We are using C# and we have developed a wrapper around NEST C# library, which facilitates statistical queries. It is called FluentNest and you can get it either from GitHub or as Nuget Package.

Imagine that we have stored a documents in ElasticSearch, one per each artist, something along these lines:

public class Artist {
    public int Id {get;set;}
	public string ArtistName {get;set;}
	public int SoldRecords {get;set;}
	public string Style {get;set;}
}

Getting the sum of sold records per style, including the top 10 artists per each style can be achieved just in the following way:

var result = client.Search<Artist>(sc => sc.Aggregations(agg => agg
    .SumBy(x => x.SoldRecords)
    .SortedTopHits(10, x => x.SoldRecords, SortType.Descending)
    .GroupBy(x => x.Style))
);

That is pretty cool if you compare that to the JSON above. What about getting the values from the result? Well it’s a group by query, so we should be able to get a list of styles and for each style the top artists.

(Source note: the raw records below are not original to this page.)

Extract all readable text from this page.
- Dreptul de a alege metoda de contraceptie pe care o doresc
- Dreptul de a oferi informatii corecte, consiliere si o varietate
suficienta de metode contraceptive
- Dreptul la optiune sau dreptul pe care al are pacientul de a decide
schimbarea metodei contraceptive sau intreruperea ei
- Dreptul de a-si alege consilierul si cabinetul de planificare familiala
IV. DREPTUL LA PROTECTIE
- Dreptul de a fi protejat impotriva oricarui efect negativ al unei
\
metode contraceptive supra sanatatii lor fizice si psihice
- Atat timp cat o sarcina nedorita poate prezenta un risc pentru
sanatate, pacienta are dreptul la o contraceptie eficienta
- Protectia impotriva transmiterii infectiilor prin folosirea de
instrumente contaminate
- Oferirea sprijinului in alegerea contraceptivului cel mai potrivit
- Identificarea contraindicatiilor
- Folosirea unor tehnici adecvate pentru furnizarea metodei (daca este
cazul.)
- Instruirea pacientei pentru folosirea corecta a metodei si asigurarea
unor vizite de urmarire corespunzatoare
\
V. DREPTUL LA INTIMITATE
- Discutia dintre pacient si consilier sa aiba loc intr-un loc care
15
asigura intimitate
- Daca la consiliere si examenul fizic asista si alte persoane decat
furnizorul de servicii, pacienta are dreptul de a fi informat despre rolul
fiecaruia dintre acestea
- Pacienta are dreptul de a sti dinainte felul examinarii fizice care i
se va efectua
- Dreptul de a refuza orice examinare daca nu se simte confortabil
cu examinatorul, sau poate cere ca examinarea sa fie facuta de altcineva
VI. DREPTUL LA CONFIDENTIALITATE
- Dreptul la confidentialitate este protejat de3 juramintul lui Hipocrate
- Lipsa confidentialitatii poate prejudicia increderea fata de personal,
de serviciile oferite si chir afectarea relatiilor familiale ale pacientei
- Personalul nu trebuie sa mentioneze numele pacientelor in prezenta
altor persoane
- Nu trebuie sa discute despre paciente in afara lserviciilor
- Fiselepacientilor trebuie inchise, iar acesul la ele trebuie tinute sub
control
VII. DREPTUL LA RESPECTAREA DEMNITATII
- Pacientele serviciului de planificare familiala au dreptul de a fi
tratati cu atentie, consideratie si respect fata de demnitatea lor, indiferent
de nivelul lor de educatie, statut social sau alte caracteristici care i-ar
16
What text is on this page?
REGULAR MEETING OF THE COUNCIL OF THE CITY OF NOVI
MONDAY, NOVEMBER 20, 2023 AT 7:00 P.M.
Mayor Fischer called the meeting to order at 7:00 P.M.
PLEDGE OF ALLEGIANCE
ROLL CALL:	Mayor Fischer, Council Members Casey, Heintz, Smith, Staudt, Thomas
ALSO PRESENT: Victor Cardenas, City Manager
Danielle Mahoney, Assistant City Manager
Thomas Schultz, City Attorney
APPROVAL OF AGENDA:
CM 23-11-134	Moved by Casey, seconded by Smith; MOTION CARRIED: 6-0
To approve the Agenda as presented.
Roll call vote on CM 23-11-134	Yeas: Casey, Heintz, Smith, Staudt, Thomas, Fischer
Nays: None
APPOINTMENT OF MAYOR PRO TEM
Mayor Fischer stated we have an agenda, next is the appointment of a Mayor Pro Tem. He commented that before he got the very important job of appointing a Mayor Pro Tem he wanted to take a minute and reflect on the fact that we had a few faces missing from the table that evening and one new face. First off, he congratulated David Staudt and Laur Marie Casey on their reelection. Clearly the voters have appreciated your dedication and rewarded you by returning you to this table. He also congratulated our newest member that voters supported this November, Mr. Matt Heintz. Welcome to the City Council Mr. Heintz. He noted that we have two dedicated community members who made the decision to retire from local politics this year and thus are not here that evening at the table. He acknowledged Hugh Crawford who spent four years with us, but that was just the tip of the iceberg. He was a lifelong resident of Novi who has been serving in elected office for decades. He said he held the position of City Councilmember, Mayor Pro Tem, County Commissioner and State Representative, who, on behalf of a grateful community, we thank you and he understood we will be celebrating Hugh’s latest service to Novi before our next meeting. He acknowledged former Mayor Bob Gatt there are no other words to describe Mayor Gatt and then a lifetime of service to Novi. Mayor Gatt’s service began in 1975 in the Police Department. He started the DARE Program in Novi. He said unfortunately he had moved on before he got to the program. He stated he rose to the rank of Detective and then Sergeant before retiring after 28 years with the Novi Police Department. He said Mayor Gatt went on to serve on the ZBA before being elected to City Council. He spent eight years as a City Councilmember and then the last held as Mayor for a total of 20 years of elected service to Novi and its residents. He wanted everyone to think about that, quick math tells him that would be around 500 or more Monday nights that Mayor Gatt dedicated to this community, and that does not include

var styles = result.Aggs.GetGroupBy<Car>(x => x.Style);
foreach (var styleBucket in styles)
{
    var topArtists = styleBucket.GetSortedTopHits<Artist>(x => x.SoldRecords, SortType.Descending);
    Check.That(topArtists).HasSize(10);
}

FluentNest provides extensions method such as GetSortedTopHits which you can use on the result. You might find it bit awkward to specify the query details again to get the result. But currently this is the only “typed” way to retrieve the values from ElasticSearch result, which is not typed and all aggregations and values are defined as string values.

In some cases one does not care about the sorting of the top elements, in such cases a simpler method is available which takes just the number of documents to get.

var result = client.Search<Artist>(sc => sc.Aggregations(agg => agg
    .SumBy(x => x.SoldRecords)
    .TopHits(10)
    .GroupBy(x => x.Style))
);

Fetching only few properties per hit

In certain situations you don’t need the whole documents, but just the important parts of the document. Usually these will be the names, ids or other unique fields. You could then later used the document id to retrieve the details if the users needs them. In order to save some bandwidth, you can tell ElasticSearch to retrieve only the important parts.

Using ElasticSearch query language, this can be achieved by appending _source details to the aggregation.

"top_artists": {
  "top_hits": {
     "_source": {
  		"include": [
  			"artistName"
  		]
  	},
    "size" : 10
  }
}

In the C# version, you can just append all the fields to be fetch right into the query. SortedTopHits contains an override which takes an array of field expressions as last parameter, so that you can pass them one by one. The following query will fetch the artist name and style. Other fields will keep their default value.

client.Search<Artist>(sc => sc.Aggregations(agg => agg
    .SumBy(x => x.SoldRecords)
    .SortedTopHits(10, x => x.SoldRecords, SortType.Descending, incl => incl.ArtistName, incl => incl.Style)
    .GroupBy(x => x.Style))
);
Written on April 12, 2016